Fakat pek dolaylı/dolambaçlı bir mesajdı bu. Yan taraflara krem reklamları, dergi pop up ları yerleştirilse daha fonksiyonel olabilirdi. Allah korusun, mesajı yanlış alanlar olabilir, yanlış tüketim maddelerine yönelenler çıkabilirdi.
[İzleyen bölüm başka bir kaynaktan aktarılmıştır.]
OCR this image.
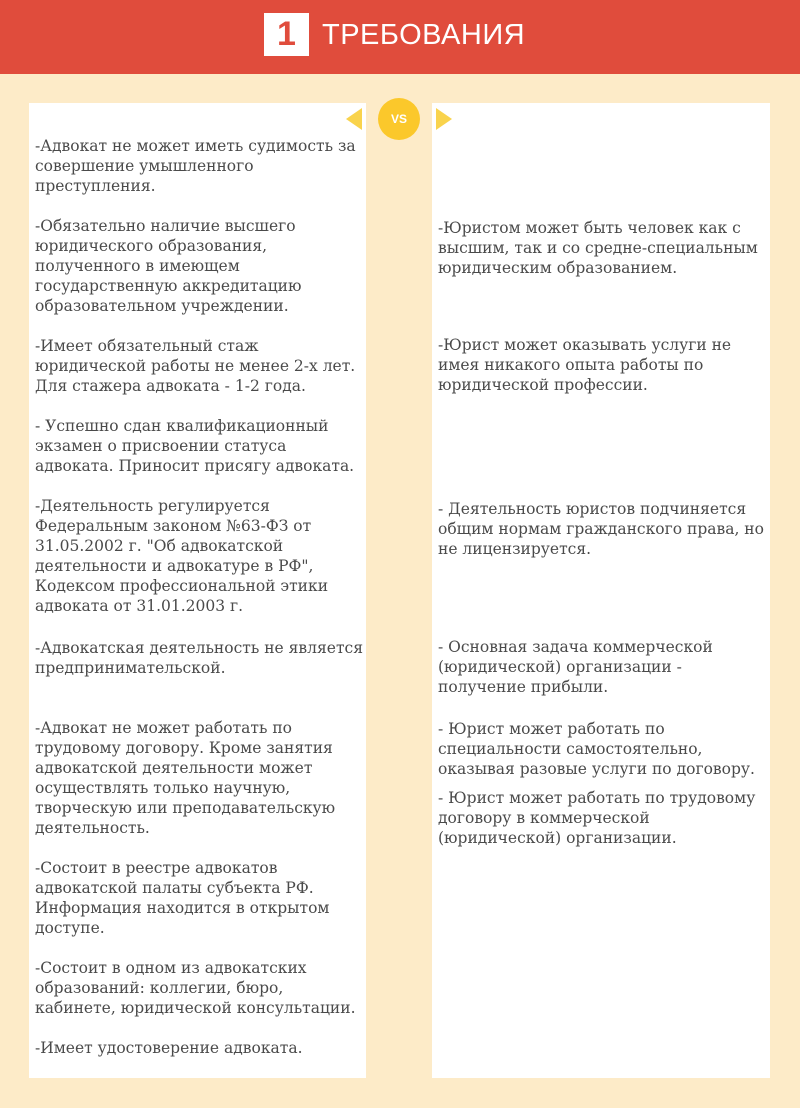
1 ТРЕБОВАНИЯ
-Адвокат не может иметь судимость за совершение умышленного преступления.
-Обязательно наличие высшего юридического образования, полученного в имеющем государственную аккредитацию образовательном учреждении.
-Имеет обязательный стаж юридической работы не менее 2-х лет. Для стажера адвоката - 1-2 года.
- Успешно сдан квалификационный экзамен о присвоении статуса адвоката. Приносит присягу адвоката.
-Деятельность регулируется Федеральным законом №63-ФЗ от 31.05.2002 г. "Об адвокатской деятельности и адвокатуре в РФ", Кодексом профессиональной этики адвоката от 31.01.2003 г.
-Адвокатская деятельность не является предпринимательской.
-Адвокат не может работать по трудовому договору. Кроме занятия адвокатской деятельности может осуществлять только научную, творческую или преподавательскую деятельность.
-Состоит в реестре адвокатов адвокатской палаты субъекта РФ. Информация находится в открытом доступе.
-Состоит в одном из адвокатских образований: коллегии, бюро, кабинете, юридической консультации.
-Имеет удостоверение адвоката.
-Юристом может быть человек как с высшим, так и со средне-специальным юридическим образованием.
-Юрист может оказывать услуги не имея никакого опыта работы по юридической профессии.
- Деятельность юристов подчиняется общим нормам гражданского права, но не лицензируется.
- Основная задача коммерческой (юридической) организации - получение прибыли.
- Юрист может работать по специальности самостоятельно, оказывая разовые услуги по договору.
- Юрист может работать по трудовому договору в коммерческой (юридической) организации.
VS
Geçtim. Cumartesi günü Murat’ın ders verdiği bir ney kursuna gittim sabah ilk iş. Süper saçlı ney doktoru Yücel Usta’yla tanıştım. Önce ben sordum o anlattı. Laf lafı açtı. Motorsikletlerden paraşütlere, neyden fazla kilolara, burçlardan geometriye, diyaframdan enstanteneye, Konya’dan tezimi yazarken hangi prensipleri uygulayacağıma kadar uzanan geniş bir yelpazede müthiş bir muhabbet ettik. Neyle ses çıkarmayı öğretti bana. Hangi açıyla nasıl tutacağımı, ellerimi nereye koyacağımı, nasıl üfleyeceğimi, sazın sesi nasıl bulacağını, hepsini gösterdi. Çok heyecanlandım. Nazlı olduğunu biliyordum da bu kadar sade görünen bir aletin bu kadar kompleks olabileceğini düşünmemiştim, ses çıkarmanın bu kadar zor olduğuna şaşırdım yine de. Gözümü korkutmamak için, kendini sevdirmek için ya da bende birşeyler hissettiği için ses vermeye razı oldu ney. Bir garip elektrik oldu aramızda, o gitmek istemeyince ben de bırakmadım, tuttum elimde gidene kadar...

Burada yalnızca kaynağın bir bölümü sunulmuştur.